Kerstmis 2004
God
heeft zich ontledigd en verkoos een weg van aardse onzuiverheid
te gaan
Pater Marcel Braekers
Aanhef:
Het koor komt zingend vanuit het halfduister:
Christum wir sollen loben schon
Christum wir sollen loben schon
Der reinen Magd Marien Sohn
So weit die liebe Sonne leucht
Und an aller Welt Ende reicht
Die selig Schöpfer aller Ding
Zog an ein’s Knechtes Leib gering
Dass er das Fleisch durch Fleisch erwerb’

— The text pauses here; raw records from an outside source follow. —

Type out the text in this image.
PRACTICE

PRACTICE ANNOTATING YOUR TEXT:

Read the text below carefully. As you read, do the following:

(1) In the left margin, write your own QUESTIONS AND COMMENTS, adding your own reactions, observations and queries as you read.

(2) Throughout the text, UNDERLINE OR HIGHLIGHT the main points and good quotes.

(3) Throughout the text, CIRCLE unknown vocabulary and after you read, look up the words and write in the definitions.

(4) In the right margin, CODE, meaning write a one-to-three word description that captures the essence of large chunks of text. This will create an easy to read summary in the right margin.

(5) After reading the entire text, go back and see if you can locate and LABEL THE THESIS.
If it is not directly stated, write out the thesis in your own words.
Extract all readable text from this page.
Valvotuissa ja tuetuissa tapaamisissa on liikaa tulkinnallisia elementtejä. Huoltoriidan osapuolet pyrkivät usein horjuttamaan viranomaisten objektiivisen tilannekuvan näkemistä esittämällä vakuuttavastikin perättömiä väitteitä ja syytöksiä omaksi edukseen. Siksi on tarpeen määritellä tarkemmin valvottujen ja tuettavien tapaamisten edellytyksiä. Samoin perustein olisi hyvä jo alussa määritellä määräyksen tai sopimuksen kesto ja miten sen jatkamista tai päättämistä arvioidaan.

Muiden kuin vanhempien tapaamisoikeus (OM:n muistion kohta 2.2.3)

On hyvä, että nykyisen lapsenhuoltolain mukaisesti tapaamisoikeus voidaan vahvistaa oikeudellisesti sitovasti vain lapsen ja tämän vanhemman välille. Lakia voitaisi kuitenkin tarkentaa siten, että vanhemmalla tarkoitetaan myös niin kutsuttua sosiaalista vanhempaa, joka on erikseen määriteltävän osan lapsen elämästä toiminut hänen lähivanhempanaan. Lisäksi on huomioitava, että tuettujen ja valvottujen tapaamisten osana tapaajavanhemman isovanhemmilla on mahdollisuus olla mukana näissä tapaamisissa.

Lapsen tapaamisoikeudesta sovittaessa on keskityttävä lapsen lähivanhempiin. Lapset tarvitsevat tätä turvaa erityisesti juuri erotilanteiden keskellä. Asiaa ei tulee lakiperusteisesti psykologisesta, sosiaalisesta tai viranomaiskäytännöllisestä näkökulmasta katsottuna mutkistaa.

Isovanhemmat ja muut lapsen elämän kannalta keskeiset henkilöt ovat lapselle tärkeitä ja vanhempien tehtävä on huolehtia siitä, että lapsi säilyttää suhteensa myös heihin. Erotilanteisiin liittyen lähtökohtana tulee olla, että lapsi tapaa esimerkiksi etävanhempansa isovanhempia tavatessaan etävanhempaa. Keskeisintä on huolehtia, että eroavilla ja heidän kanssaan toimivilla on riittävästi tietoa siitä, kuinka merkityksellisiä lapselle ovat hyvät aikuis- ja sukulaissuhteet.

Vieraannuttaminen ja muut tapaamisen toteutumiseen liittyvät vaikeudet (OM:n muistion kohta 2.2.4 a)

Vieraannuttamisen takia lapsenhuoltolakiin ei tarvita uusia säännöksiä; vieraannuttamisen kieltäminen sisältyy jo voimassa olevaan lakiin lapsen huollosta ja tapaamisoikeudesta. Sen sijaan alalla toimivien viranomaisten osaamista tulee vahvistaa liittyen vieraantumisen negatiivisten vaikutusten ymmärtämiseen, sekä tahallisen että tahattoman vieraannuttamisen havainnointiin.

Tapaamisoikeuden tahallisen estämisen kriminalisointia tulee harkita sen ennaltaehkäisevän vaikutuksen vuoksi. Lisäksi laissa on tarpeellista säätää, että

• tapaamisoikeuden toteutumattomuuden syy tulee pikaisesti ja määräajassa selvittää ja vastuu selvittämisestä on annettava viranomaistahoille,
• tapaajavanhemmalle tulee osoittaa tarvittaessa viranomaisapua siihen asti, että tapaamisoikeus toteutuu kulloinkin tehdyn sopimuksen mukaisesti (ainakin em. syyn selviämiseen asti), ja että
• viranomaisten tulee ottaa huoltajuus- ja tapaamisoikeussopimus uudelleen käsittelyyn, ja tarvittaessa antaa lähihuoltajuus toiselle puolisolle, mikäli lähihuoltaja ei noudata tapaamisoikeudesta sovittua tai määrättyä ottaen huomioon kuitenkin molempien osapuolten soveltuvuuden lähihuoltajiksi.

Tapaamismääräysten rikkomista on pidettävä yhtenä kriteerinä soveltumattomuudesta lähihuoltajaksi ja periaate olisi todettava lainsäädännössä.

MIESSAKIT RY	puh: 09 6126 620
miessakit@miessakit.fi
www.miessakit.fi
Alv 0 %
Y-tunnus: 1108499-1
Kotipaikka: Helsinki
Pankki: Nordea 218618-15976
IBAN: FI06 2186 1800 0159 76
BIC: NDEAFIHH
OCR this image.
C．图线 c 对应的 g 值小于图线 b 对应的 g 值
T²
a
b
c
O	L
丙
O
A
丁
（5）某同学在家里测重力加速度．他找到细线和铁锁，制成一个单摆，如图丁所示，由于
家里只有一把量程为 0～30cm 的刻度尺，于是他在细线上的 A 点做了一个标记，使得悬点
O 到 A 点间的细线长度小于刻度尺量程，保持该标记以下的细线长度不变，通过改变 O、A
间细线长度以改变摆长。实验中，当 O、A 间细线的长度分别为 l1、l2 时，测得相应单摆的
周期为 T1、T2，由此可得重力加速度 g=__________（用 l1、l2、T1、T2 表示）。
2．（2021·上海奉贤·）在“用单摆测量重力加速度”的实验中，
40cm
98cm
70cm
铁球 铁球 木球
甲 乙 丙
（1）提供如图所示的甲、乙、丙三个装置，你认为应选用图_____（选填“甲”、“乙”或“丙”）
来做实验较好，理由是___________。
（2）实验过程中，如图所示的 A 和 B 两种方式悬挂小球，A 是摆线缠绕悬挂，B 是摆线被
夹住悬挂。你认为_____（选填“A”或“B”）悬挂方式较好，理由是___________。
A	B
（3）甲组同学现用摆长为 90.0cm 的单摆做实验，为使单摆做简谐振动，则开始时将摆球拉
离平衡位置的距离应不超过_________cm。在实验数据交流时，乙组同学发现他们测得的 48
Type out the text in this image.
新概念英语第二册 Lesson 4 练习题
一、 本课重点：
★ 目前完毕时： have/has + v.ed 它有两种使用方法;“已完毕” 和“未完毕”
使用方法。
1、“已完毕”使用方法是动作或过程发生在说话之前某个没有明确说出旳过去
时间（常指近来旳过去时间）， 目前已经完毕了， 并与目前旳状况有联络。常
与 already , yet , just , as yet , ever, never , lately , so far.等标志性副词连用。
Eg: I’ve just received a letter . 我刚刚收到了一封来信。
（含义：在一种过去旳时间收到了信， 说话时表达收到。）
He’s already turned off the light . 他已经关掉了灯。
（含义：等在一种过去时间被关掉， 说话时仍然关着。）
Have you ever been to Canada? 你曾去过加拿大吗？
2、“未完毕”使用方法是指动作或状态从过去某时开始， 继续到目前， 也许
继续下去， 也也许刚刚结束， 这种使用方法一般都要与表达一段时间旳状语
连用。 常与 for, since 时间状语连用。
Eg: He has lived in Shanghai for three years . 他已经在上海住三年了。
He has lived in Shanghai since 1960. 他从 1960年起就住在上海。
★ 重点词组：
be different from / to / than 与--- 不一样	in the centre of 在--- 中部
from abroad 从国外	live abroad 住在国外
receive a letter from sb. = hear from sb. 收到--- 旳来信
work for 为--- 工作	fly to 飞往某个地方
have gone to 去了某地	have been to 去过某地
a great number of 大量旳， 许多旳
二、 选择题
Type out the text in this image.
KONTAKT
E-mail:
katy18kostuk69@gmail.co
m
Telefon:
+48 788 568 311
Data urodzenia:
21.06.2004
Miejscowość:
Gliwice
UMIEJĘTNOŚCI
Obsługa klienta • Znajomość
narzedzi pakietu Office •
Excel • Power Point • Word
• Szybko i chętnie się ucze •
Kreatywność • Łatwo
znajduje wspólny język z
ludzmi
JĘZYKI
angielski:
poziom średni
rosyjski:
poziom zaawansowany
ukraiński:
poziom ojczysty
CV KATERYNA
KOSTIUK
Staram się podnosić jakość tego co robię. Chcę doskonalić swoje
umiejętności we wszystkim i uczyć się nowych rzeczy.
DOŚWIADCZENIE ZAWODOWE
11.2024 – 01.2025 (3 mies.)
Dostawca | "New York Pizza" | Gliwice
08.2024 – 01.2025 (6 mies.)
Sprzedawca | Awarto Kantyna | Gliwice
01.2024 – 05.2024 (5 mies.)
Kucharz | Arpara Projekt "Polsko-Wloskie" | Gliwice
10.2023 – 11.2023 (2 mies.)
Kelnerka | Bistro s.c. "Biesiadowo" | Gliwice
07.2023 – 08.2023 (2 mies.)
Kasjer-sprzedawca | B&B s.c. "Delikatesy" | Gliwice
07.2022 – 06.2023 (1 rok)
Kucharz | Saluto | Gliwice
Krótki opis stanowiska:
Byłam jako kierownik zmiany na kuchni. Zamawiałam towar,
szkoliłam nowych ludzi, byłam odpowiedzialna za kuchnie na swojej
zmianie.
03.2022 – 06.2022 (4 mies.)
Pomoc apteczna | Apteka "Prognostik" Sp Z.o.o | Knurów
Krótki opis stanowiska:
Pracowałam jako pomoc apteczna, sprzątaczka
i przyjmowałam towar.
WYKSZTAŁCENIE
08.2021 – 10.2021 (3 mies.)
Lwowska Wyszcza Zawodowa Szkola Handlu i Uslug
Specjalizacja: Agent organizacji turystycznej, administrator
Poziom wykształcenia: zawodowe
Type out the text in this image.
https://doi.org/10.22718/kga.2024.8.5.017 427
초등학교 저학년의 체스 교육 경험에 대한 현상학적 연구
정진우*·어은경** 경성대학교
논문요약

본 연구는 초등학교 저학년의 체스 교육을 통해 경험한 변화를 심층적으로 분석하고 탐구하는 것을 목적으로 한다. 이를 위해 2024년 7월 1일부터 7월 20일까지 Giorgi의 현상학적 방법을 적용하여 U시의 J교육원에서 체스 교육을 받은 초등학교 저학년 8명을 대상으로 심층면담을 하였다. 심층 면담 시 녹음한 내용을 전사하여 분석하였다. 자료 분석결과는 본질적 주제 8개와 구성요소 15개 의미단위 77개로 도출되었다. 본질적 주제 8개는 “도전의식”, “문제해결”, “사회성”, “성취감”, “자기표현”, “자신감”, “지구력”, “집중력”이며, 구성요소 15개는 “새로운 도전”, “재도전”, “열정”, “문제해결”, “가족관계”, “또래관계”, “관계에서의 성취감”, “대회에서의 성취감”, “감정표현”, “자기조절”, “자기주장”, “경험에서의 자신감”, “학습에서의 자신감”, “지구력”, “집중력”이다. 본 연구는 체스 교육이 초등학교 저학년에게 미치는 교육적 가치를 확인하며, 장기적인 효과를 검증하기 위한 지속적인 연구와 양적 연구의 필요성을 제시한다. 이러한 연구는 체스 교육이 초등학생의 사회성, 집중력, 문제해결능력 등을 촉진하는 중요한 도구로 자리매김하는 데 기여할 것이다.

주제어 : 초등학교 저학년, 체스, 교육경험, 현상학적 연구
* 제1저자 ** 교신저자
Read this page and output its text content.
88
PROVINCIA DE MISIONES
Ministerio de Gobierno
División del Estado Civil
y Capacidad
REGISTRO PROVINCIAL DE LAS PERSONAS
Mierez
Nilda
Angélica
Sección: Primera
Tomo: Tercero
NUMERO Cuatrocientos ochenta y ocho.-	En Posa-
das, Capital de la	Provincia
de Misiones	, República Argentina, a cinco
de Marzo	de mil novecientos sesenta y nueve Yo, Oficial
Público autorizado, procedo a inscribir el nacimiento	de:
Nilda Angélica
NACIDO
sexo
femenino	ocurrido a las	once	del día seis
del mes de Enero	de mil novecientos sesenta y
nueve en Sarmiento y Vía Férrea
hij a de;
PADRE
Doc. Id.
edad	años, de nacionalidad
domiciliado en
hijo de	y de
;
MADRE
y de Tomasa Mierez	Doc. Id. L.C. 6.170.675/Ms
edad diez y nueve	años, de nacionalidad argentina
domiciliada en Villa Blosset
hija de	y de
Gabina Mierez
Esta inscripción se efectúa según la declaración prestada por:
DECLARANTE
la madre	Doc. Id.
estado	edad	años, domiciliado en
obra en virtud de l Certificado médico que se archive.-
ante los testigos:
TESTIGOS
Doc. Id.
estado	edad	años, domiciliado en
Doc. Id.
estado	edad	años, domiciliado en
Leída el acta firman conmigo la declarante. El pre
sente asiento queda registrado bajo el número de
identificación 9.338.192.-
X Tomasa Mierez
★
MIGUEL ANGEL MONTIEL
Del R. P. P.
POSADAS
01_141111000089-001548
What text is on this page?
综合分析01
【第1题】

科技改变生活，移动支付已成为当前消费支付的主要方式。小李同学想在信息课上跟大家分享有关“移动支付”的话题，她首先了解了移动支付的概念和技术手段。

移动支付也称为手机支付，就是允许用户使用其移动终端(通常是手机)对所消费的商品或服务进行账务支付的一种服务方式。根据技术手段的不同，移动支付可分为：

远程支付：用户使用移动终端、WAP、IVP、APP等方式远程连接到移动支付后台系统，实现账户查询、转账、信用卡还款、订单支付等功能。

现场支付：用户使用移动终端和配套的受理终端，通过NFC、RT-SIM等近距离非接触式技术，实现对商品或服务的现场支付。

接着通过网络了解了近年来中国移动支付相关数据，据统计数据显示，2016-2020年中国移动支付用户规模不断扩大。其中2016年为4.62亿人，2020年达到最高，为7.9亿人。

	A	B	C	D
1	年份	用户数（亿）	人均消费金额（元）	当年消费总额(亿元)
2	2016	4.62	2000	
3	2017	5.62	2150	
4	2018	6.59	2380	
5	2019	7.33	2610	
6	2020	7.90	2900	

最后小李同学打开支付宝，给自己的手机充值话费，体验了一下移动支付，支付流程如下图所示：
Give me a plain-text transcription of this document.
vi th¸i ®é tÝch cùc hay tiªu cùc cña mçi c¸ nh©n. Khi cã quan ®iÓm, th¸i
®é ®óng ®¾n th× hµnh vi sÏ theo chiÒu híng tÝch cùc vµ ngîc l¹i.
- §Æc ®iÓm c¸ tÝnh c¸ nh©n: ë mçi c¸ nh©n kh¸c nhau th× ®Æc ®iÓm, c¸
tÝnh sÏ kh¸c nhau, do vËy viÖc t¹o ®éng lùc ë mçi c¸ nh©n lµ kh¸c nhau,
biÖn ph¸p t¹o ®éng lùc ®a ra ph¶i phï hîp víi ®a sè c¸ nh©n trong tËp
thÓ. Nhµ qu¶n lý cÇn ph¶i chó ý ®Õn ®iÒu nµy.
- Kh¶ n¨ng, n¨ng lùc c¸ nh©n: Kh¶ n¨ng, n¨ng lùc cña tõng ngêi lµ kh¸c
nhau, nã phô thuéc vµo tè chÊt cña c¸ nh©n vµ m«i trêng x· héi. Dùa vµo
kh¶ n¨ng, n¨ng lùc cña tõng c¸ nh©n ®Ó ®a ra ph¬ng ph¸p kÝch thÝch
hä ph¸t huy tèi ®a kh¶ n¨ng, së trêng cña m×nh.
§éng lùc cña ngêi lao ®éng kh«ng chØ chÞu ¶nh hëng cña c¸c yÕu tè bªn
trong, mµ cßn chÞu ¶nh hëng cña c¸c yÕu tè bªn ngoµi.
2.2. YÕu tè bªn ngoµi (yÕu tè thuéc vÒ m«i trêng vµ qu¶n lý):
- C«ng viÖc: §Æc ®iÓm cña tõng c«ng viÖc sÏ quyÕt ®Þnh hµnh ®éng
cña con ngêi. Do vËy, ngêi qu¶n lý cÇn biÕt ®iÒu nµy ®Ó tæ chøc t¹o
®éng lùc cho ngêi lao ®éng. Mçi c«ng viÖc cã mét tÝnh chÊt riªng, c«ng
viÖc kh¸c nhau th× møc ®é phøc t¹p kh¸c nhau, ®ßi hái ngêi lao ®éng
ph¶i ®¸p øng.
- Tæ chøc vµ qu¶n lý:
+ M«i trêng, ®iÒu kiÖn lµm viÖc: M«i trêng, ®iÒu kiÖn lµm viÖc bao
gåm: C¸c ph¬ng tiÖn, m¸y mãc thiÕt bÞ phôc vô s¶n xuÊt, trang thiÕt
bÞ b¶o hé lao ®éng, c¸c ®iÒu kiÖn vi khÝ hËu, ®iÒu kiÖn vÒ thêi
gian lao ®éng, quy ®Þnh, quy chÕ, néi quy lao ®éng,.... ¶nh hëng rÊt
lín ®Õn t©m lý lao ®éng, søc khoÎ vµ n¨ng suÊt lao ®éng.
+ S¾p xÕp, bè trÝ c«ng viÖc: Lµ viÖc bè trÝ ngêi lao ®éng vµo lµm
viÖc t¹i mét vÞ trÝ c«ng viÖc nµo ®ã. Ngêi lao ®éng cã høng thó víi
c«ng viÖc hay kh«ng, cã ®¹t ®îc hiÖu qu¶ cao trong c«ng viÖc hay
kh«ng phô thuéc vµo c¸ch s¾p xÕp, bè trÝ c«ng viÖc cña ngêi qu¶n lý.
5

Und sein’ Geschöpf nicht all’s verderb’
Die Göttlich’ Gnad von Himmel gross
Sich in die keusche Mutter goss
Ein Mägdlein trug ein heimlich Pfand
Das der Natur war unbekannt.
Die edle Mutter hat gebor’n
Den Gabriel verhiess zuvorn
Den sankt Johannes mit springen zeigt
Da er noch lag in Mutter Leib.
Das himmels Chor sich freuen drob
Und die Engel singen Gott lob
Den armen Hirten wird vermeld’t
Der Hirt uns Schöpfer aller Welt.
Lob, Her Dank sei dir gesagt.
Christ, gebor’n von der reinen Magd
Mit Vater und dem heil’gen Geist
Von nun an bis in Ewigkeit. Amen
Begroeting
De profeten hebben het bezongen voor hun volksgenoten en
ook voor ons: dat een Messias zou komen, een God en mens toegewijde,
opdat gerechtigheid de wereld zou doordrenken. Maar toen hij
kwam, bleef alles zoals het was. Geen wolf en lam tezamen
en zwaarden bleven zwaarden. Ook al raakten bonkige herders
vertederd en knielden geleerden voor een kind, de wereld bleef
onverstoord zijn weg gaan. En blijft hij niet tot vandaag
deze onverstoorbaarheid behouden, dat ongeneerde egocentrische
zonder horizon of oneindigheid, zich wentelend in een sfeer
van kleinburgelijk genoeg?
Wat kan deze geboorte van Jezus in Bethlehem dan veranderen
aan onze wereld? Wij die hopen dat ons rusteloos hart, al
was het slechts één moment, vervuld zou mogen worden van vrede,
wat gaat ons dan deze geboorte aan? Wij die zoeken naar geluk
en het graag met beide handen willen vasthouden, wat brengt
ons bij deze wieg? Is God niet te zwak, te onzuiver en aards
in dit kind tot ons gekomen om ons te kunnen ontroeren? Wat
hebben we aan dit ‘zien, soms, even’ die glimp van goddelijkheid
die zo weer ontsnapt? Lucebert schreef er een prachtig gedicht
over heel mystiek en doordacht om ons op weg te zetten om
het heilige te ontdekken zoals nooit vermoed. Vooraleer het
gedicht te beluisteren en zo de kerstnacht definitief in te
zetten wil ik nog een zijsprong maken naar de Advent. Gedurende
vier zondagen bleven we bij de vraag stilstaan: wat geven
we aan de volgende generatie(s) door? Niet alleen wat materiële
welstand, maar fundamentele waarden, gevoel voor verantwoordelijkheid,
hoop die we als een broze schat met ons leven uitstralen.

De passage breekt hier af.